EX-5.01 5 dex501.htm OPINION OF DEBEVOISE & PLIMPTON LLP. Opinion of Debevoise & Plimpton LLP.

Exhibit 5.01

 

[Debevoise & Plimpton LLP Letterhead]

 

November 24, 2004

 

MBIA Inc.

113 King Street

Armonk, New York 10504

 

Ladies and Gentlemen:

 

This opinion is furnished to you in connection with the Registration Statement on Form S-3 (File No. 333-105980) (the “Registration Statement”), the “Prospectus Supplement”, dated November 17, 2004 to the Prospectus dated January 20, 2004 (the “Prospectus Supplement”) and the “Supplement to Prospectus dated January 20, 2004”, dated November 18, 2004, of MBIA Inc., a Connecticut corporation (the “Company”), in connection with the issuance and sale by the Company of $350,000,000 aggregate principal amount of its 5.70% Senior Notes due 2034 (the “Notes”). The Notes will be issued pursuant to the Indenture, dated as of November 24, 2004 (the “Base Indenture”), between the Company and The Bank of New York, as trustee (the “Trustee”), as amended by the First Supplemental Indenture, dated as of November 24, 2004 (the “Supplemental Indenture”; such Base Indenture, as supplemented and amended by the Supplemental Indenture, being referred to herein as the “Indenture”), between the Company and the Trustee.

 

In so acting, we have examined originals or certified, conformed or reproduction copies of such agreements, instruments, documents and records of the Company, such certificates of public officials, and such other documents, and have made such investigations of law, as we have deemed necessary or appropriate for the purposes of this opinion. In all such examinations, we have assumed without investigation the legal capacity of all natural persons executing documents, the genuineness of all signatures on original or certified copies, the authenticity of all original or certified copies and the conformity to original or certified documents of all copies submitted to us as conformed or reproduction copies. We have relied as to factual matters upon, and have assumed the accuracy of, the statements made in the certificates of officers of the Company delivered to us and certificates and other statements or information of or from public officials and officers and representatives of the Company and others.

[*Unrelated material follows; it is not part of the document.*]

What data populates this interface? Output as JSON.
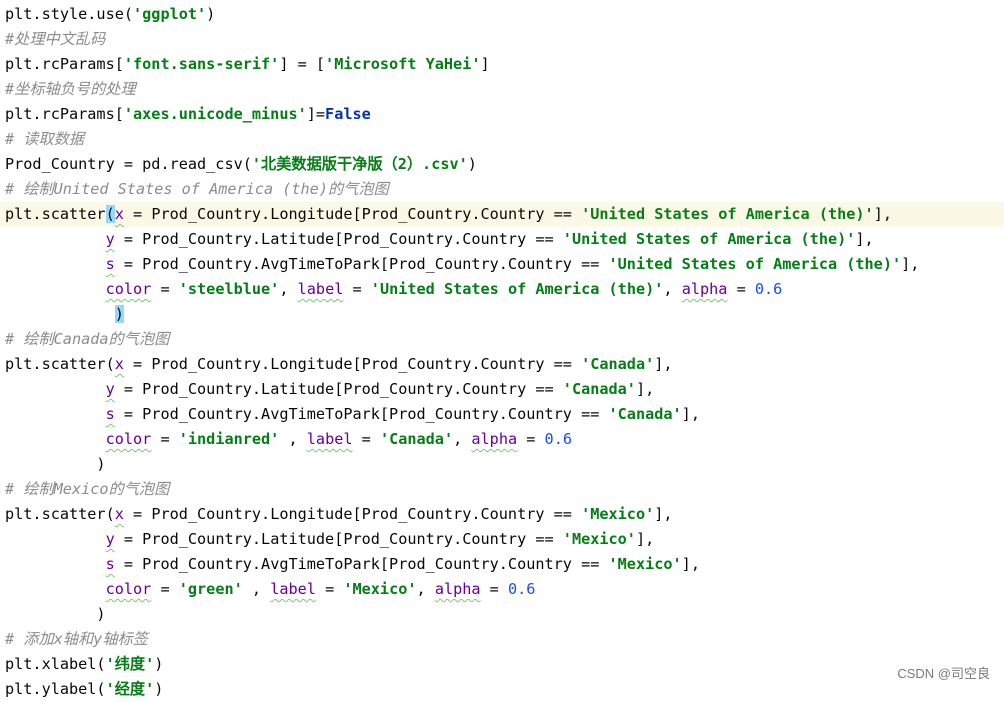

In rendering the opinion expressed below, we have assumed that the Trustee has the power and authority to enter into and perform its obligations under the Indenture; the Indenture has been duly authorized, executed and delivered by the Trustee and is valid, legally binding and enforceable against the Trustee in accordance with its terms; and the Notes have been duly authenticated by the Trustee in the manner provided in the Indenture.


MBIA Inc.

   November 24, 2004

 

Based on the foregoing, and subject to the further qualifications set forth below, we are of the opinion that the Notes have been validly issued and constitute valid and binding obligations of the Company.

 

The opinion set forth above is subject to the effects of (i) bankruptcy, insolvency, fraudulent conveyance, fraudulent transfer, reorganization and moratorium laws, and other similar laws relating to or affecting enforcement of creditors’ rights or remedies generally, and (ii) general principles of equity (whether such principles are considered in a proceeding at law or equity), including, without limitation, concepts of good faith, reasonableness and fair dealing and standards of materiality.

 

The opinion set forth above is limited to the laws of the State of New York, as currently in effect.

 

We hereby consent to the filing of this opinion as an exhibit to the Company’s Form 8-K filed on November [24], 2004, incorporated by reference in the Registration Statement, and to the reference to our firm under the caption “Legal Matters” in the Prospectus Supplement. In giving such consent, we do not thereby concede that we are within the category of persons whose consent is required under Section 7 of the Securities Act or the rules and regulations of the Commission thereunder.